В чистых сухих джинсах Мэтт почувствовал себя на сто процентов лучше, даже несмотря на вой в вентиляционных трубах, о котором предупреждала Эбби.
По его опыту, в плохую погоду всегда становилось теснее. Просторная подвальная столовая сократилась до кружков света около переносных фонарей, перестала быть комнатой, превратившись скорее в пещеру, где людям было тесно.
Он поговорил с Полом Джакопетти, померил ему давление. Слегка повышенное, но не опасное.
— Док… — обратился к нему Джакопетти.
Мэтт расстегнул манжету тонометра и снял ее с бледной руки Джакопетти. Когда пациент зовет тебя «док», будет трудно.
— Что, мистер Джакопетти?
— Мофно мне фстафить фубы обратно?
— Конечно. Бет беспокоилась, что вы можете потерять сознание, но сейчас я не вижу для этого повода.
Мэтт из вежливости отвернулся, пока Джакопетти вставлял протезы.
— Все говорят, у меня стенокардия, — сказал тот. — Не инфаркт, а стенокардия. Но чем это лучше? Ощущения-то как при инфаркте.
— Симптомы действительно схожи. При стенокардии сердце получает недостаточно крови через коронарные артерии и работает в усиленном режиме, чтобы это компенсировать. Из-за этого оно устает, как и любая мышца, если вы перетрудитесь. Так бывает при ишемической болезни, но ваше сердце более или менее в порядке. Я выпишу вам бета-блокаторы, которые помогут мышце расслабиться.
— И сколько мне их принимать? — Джакопетти хмуро впитывал информацию.

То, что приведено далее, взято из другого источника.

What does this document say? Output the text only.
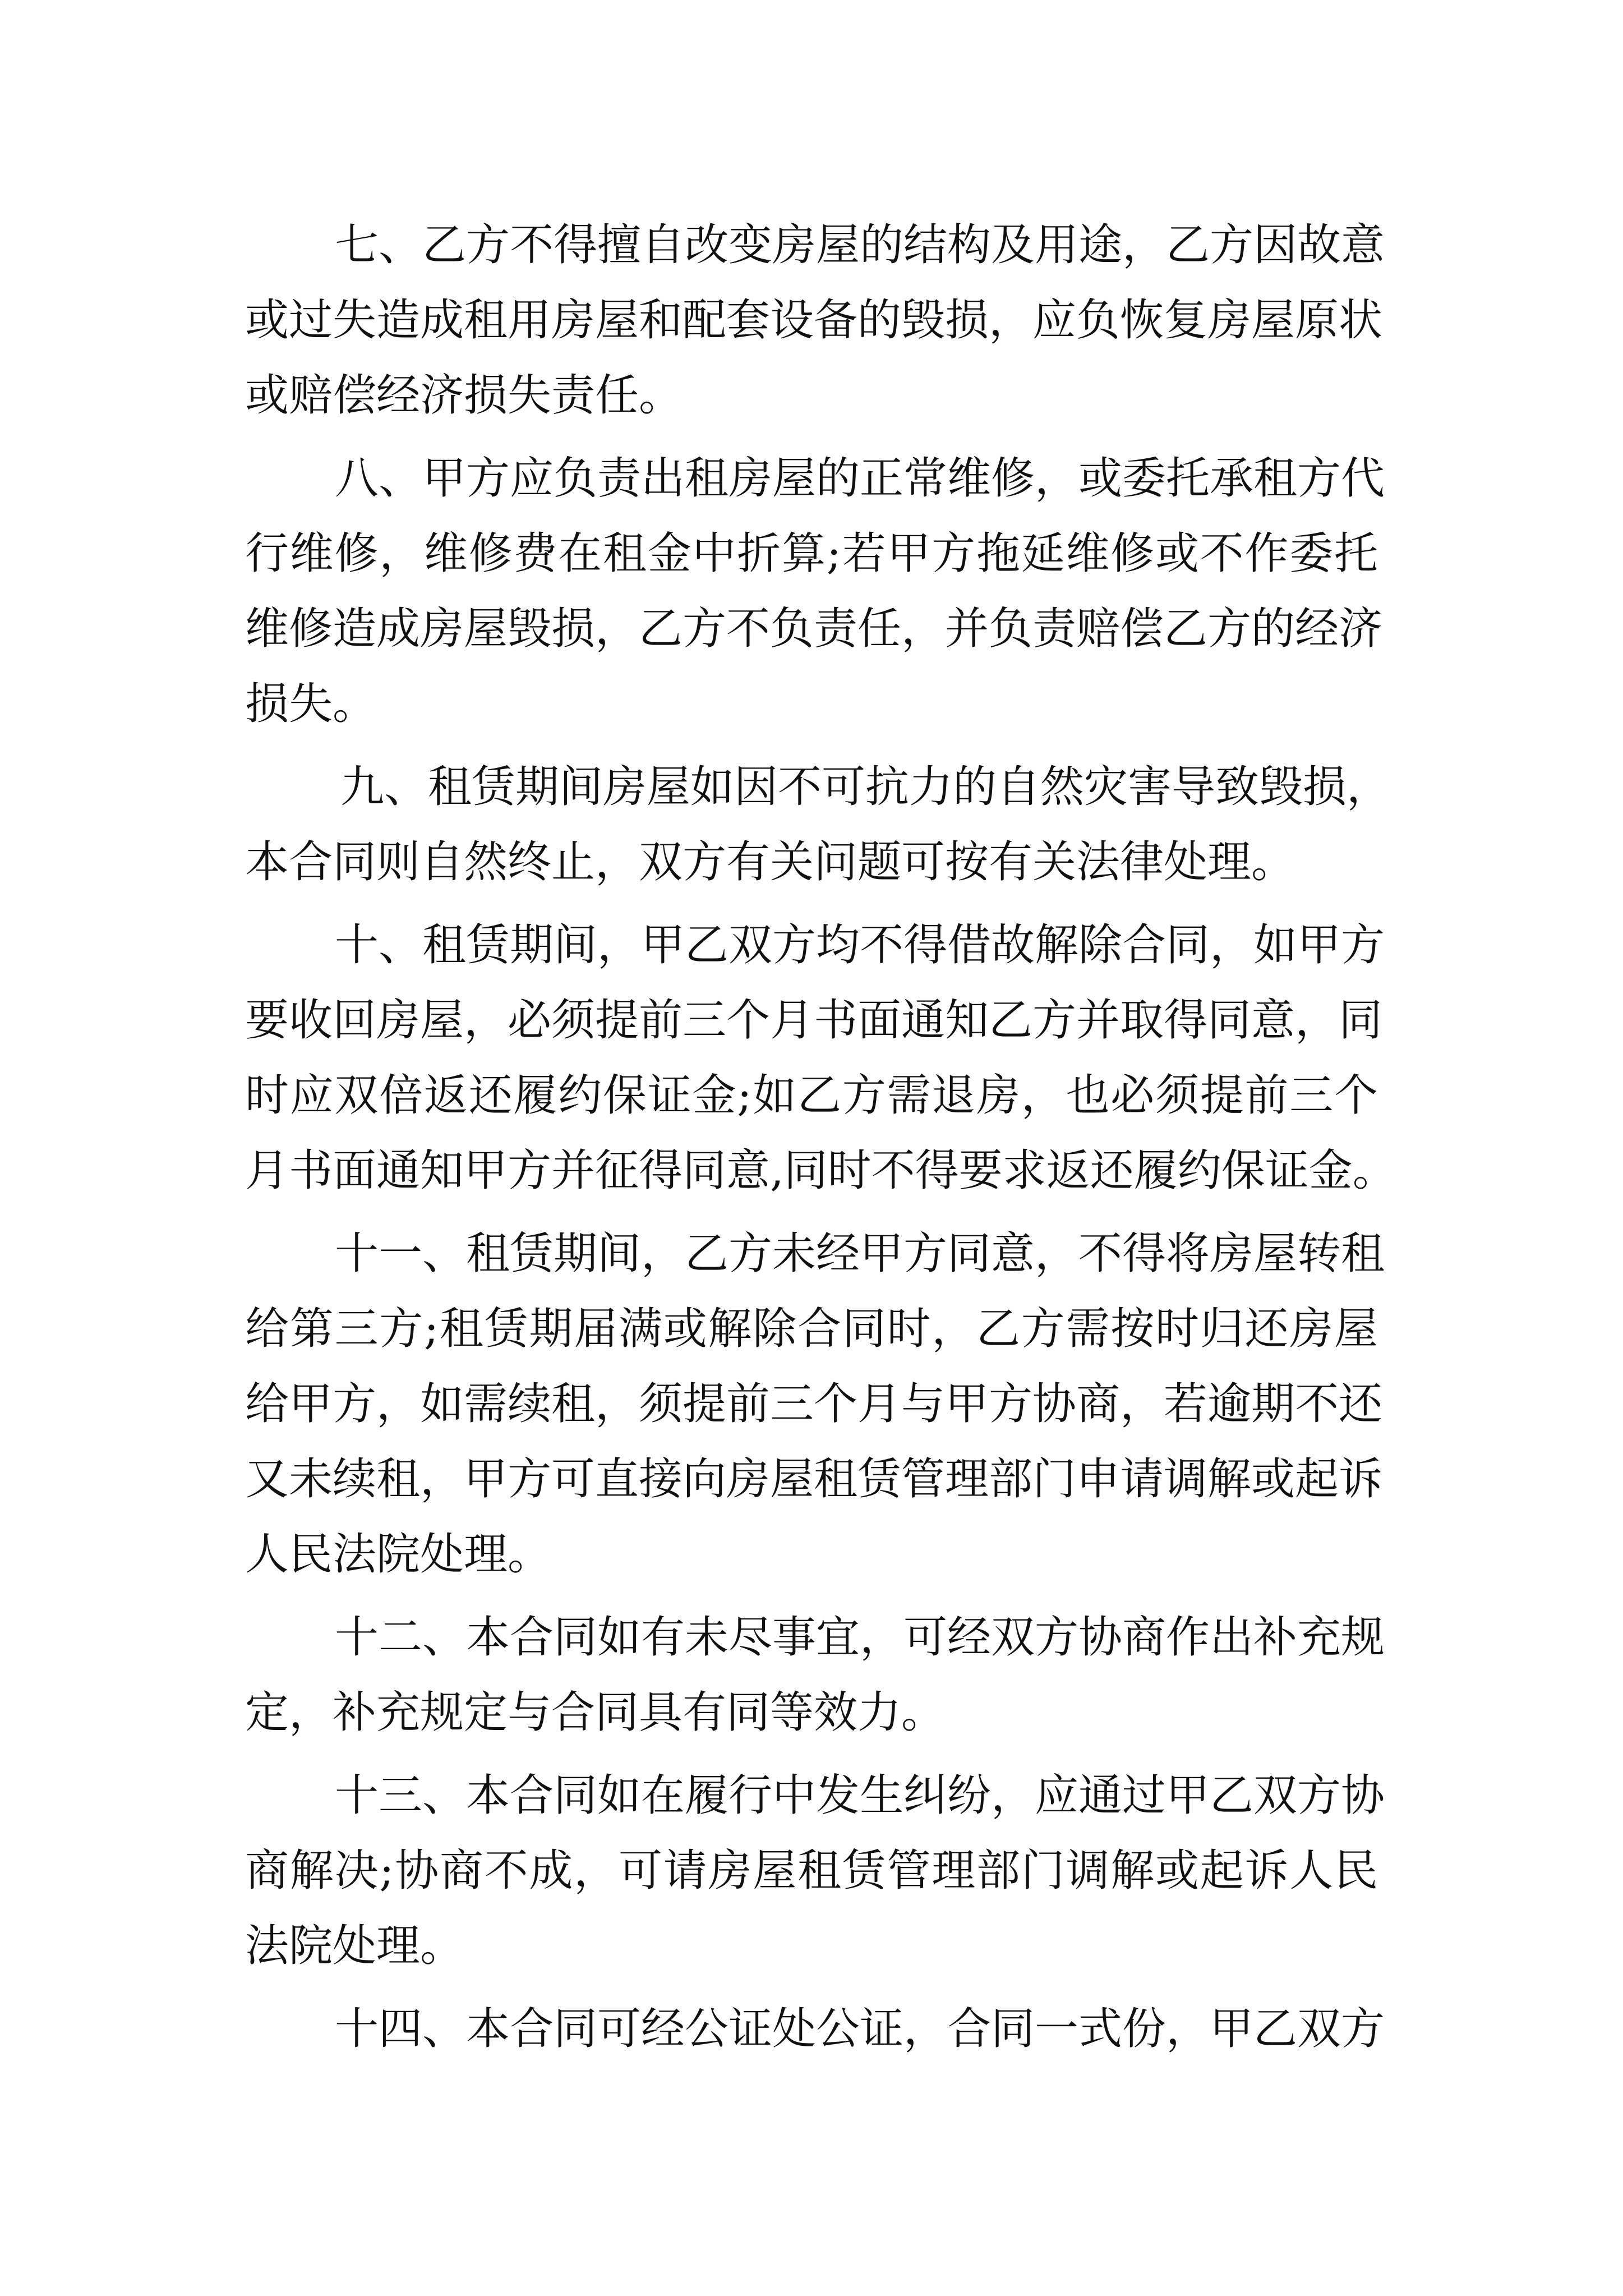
七、乙方不得擅自改变房屋的结构及用途，乙方因故意
或过失造成租用房屋和配套设备的毁损，应负恢复房屋原状
或赔偿经济损失责任。
八、甲方应负责出租房屋的正常维修，或委托承租方代
行维修，维修费在租金中折算;若甲方拖延维修或不作委托
维修造成房屋毁损，乙方不负责任，并负责赔偿乙方的经济
损失。
九、租赁期间房屋如因不可抗力的自然灾害导致毁损，
本合同则自然终止，双方有关问题可按有关法律处理。
十、租赁期间，甲乙双方均不得借故解除合同，如甲方
要收回房屋，必须提前三个月书面通知乙方并取得同意，同
时应双倍返还履约保证金;如乙方需退房，也必须提前三个
月书面通知甲方并征得同意,同时不得要求返还履约保证金。
十一、租赁期间，乙方未经甲方同意，不得将房屋转租
给第三方;租赁期届满或解除合同时，乙方需按时归还房屋
给甲方，如需续租，须提前三个月与甲方协商，若逾期不还
又未续租，甲方可直接向房屋租赁管理部门申请调解或起诉
人民法院处理。
十二、本合同如有未尽事宜，可经双方协商作出补充规
定，补充规定与合同具有同等效力。
十三、本合同如在履行中发生纠纷，应通过甲乙双方协
商解决;协商不成，可请房屋租赁管理部门调解或起诉人民
法院处理。
十四、本合同可经公证处公证，合同一式份，甲乙双方
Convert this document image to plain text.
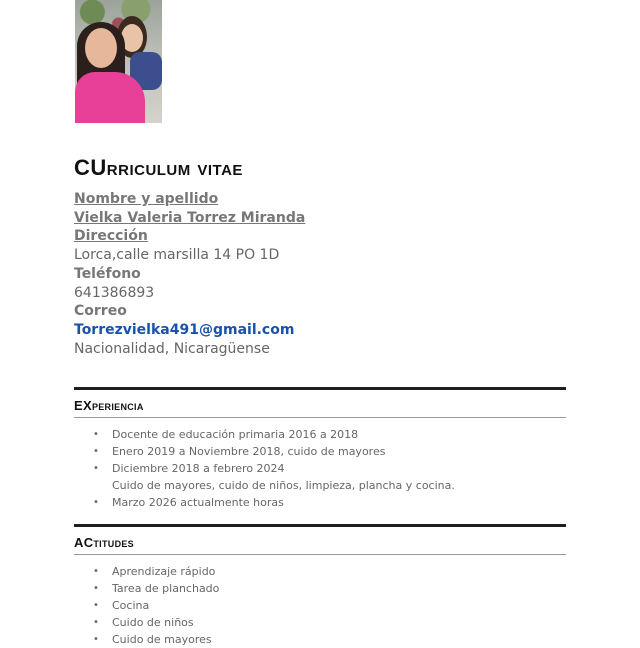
CUrriculum vitae
Nombre y apellido
Vielka Valeria Torrez Miranda
Dirección
Lorca,calle marsilla 14 PO 1D
Teléfono
641386893
Correo
Torrezvielka491@gmail.com
Nacionalidad, Nicaragüense
EXperiencia
• Docente de educación primaria 2016 a 2018
• Enero 2019 a Noviembre 2018, cuido de mayores
• Diciembre 2018 a febrero 2024
Cuido de mayores, cuido de niños, limpieza, plancha y cocina.
• Marzo 2026 actualmente horas
ACtitudes
• Aprendizaje rápido
• Tarea de planchado
• Cocina
• Cuido de niños
• Cuido de mayores
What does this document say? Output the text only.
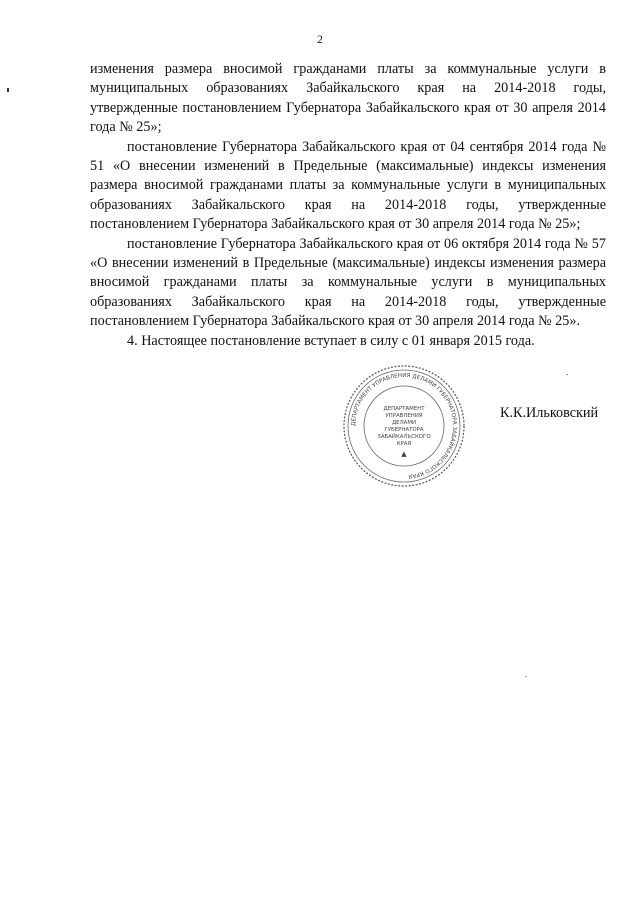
2

изменения размера вносимой гражданами платы за коммунальные услуги в муниципальных образованиях Забайкальского края на 2014-2018 годы, утвержденные постановлением Губернатора Забайкальского края от 30 апреля 2014 года № 25»;

постановление Губернатора Забайкальского края от 04 сентября 2014 года № 51 «О внесении изменений в Предельные (максимальные) индексы изменения размера вносимой гражданами платы за коммунальные услуги в муниципальных образованиях Забайкальского края на 2014-2018 годы, утвержденные постановлением Губернатора Забайкальского края от 30 апреля 2014 года № 25»;

постановление Губернатора Забайкальского края от 06 октября 2014 года № 57 «О внесении изменений в Предельные (максимальные) индексы изменения размера вносимой гражданами платы за коммунальные услуги в муниципальных образованиях Забайкальского края на 2014-2018 годы, утвержденные постановлением Губернатора Забайкальского края от 30 апреля 2014 года № 25».

4. Настоящее постановление вступает в силу с 01 января 2015 года.

ДЕПАРТАМЕНТ УПРАВЛЕНИЯ ДЕЛАМИ ГУБЕРНАТОРА ЗАБАЙКАЛЬСКОГО КРАЯ
ДЕПАРТАМЕНТ
УПРАВЛЕНИЯ
ДЕЛАМИ
ГУБЕРНАТОРА
ЗАБАЙКАЛЬСКОГО
КРАЯ
▲
К.К.Ильковский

«Вероятно, до конца жизни, — подумал Мэтт. — Если найдем запас и придумаем, как сделать, чтобы таблетки не испортились». Вот одна из новых реалий, к которым он не успел привыкнуть. Отсутствие новых лекарств. Никаких подарочных фирменных кружек от фармацевтических компаний, производящих тофранил или прозак. Никакого тофранила. Никакого прозака. Раз уж на то пошло, то никакого инсулина, пенициллина, никаких прививок от оспы… если только он не разыщет все запасы жизненно важных лекарств и не сохранит их в холодильнике, продлив срок годности.
«Надо бы сообщить бостонцам и торонтцам, — подумал Мэтт. — Давно надо было».
В последние месяцы он постоянно забывал о важном. Ему мешал страх за Рэйчел, он слишком сконцентрировался на ее медленной эволюции. Но теперь Рэйчел ушла. Поздно было подбирать растерянные фрагменты своей жизни, включая работу.
— Какое-то время, — ответил Мэтт, — но точнее сказать не могу, нужен более тщательный осмотр. Придется подождать, пока не пройдет буря.
— Если пройдет. А сейчас… мне по-прежнему больно.
— Схожу на склад и найду что-нибудь для вас. А вы пока лежите спокойно, не напрягайтесь.
— Какого хрена, танцевать-то я точно не пойду, — ответил Джакопетти.
Прежде чем идти наверх, Мэтт проверил, как себя чувствует Эбби.
С Джакопетти она не справилась, но в остальном проявила себя отличной воспитательницей. Она помогла Мириам Флетт переодеться и выдала ей кофе с печеньем. Теперь Эбби подумывала, не состряпать ли горячий ужин для всех.
— Может, попозже, если Тому удастся запустить генератор и подключить микроволновку. Думаю, этому все обрадуются. Мне тяжело следить за каждым. Кое-кто хочет перебраться в коридор — там тише и ближе к туалету. Можно?